Zabit ise “ship officer” olarak kullanılır İngilizcede. Çarkçıbaşı şimdi adı
gemi makineleri işletme mühendisi oldu. Diğerleri ise makine zabitleri oldu. Ayrıca
gemide başka kim var kim yok bunlar gemi adamıdır. Bunların hepsinden donatan
istihdam eden olarak sorumludur. Ama BK 55’e göre (yeni kanun madde 66) daha
farklıdır. Donatan gemi adamının verdiği zararlardan sorumludur.
Gemi kira ile işletilmekte ise,
yani gemiyi işleten malik değilse ne olacak?--> işte bu ayrımı ortadan
kaldırmak için, kanun kendisine ait olmayan gemiyi kullananında 3. şahıslara
karşı donatan gibi sorumlu olacağını kabul etmiştir. Normalde derdi ki, geminin
maliki ben değilim gemi adamları benim değil git malikten al diyecekti. Ama bu
kural ile bunu diyemez. İşletme dış dünyaya karşı alenileşmiştir. Kendisine ait
olmayan, malik olmayan kişinin 3. kişilere karşı sorumluluğunda donatan
sayılır. Örneğin gemi yanaşırken kaptan hatalı bir manevra yaptı ve rıhtıma
zarar verdi. Donatanı ele geçiremeyebilir ama karşısında o gemiyi fiilen
işletmekte olan kişi var. Yani malik olmayan donatan vardır. Temel prensip
girişim +mülkiyet ile donatan olunuyor. Ama mülkiyet yok yine de girişim varsa
(kendi işletmesini işletiyor) donatan sayılır diyor ikinci fıkra sayesinde…
Hocam kaçak girse birisi sonra
zarar verse ne olur? à Gemi adamı değildir o yüzden kişisel sorumlu o kişi
fakat eğer kaptan yakaladı adamı ve geminin işlerinde çalıştırdı bu durumda “ad
hoc” gemi adamı olduğu için işleten kişi sorumlu olur.
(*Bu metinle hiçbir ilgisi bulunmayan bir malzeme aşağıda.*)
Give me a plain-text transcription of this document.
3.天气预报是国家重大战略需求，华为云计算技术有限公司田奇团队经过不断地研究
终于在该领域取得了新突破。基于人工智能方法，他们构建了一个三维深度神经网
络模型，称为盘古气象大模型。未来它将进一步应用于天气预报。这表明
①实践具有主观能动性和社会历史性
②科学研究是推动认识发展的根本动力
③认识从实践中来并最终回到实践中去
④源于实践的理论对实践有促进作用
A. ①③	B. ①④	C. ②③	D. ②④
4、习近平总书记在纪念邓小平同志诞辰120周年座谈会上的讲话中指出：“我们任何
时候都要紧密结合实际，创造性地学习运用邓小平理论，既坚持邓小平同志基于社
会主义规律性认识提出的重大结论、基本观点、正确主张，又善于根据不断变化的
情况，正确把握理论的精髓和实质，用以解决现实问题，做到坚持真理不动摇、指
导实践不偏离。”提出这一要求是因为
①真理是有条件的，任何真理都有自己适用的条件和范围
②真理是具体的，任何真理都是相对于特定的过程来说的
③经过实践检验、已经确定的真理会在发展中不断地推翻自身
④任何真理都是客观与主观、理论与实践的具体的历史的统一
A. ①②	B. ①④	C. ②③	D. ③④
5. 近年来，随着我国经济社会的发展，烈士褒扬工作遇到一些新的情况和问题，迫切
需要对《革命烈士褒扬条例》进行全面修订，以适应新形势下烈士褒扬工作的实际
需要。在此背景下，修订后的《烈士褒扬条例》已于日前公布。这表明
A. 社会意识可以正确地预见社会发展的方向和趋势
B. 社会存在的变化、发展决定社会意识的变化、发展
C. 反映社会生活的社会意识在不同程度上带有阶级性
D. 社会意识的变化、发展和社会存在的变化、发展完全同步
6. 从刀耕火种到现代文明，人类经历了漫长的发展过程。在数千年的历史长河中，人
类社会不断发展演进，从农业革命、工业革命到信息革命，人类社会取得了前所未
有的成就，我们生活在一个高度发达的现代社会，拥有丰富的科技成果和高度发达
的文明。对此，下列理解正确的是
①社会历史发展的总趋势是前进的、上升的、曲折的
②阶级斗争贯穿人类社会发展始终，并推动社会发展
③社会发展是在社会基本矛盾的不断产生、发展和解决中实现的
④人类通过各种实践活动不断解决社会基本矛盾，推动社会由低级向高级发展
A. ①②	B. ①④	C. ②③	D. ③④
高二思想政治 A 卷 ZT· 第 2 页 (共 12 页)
Kanun bazı alacaklar için geminin
üzerinde kanuni ipotek hakkı öngörmüştür. Belli alacaklar, yani tescile tabi
olmayan alacaklar öngörmüştür. Ama o alacak doğduğu anda zarar gören kişinin
gemi üzerinde ipotek hakkı doğuyor sicile kaydı söz konusu olmadan. Ama burada
bir risk var, siz gemiyi alıyorsunuz sonra birisi gelip benim ipotek hakkım
vardı diyor. Klasik örnek çarpmadır. Sicile yazılmasına gerek yok ve tescili
gerek olmayan. MK’da da vardır. Bir var akdi ipotek tescille doğar. Bir tür
daha var kanuni ama yine tescille (karşı tarafın rızasına gerek olmadan tescil
hakkı veriyor- MK’daki örnek inşaatçının örneği aynısı gemide de var.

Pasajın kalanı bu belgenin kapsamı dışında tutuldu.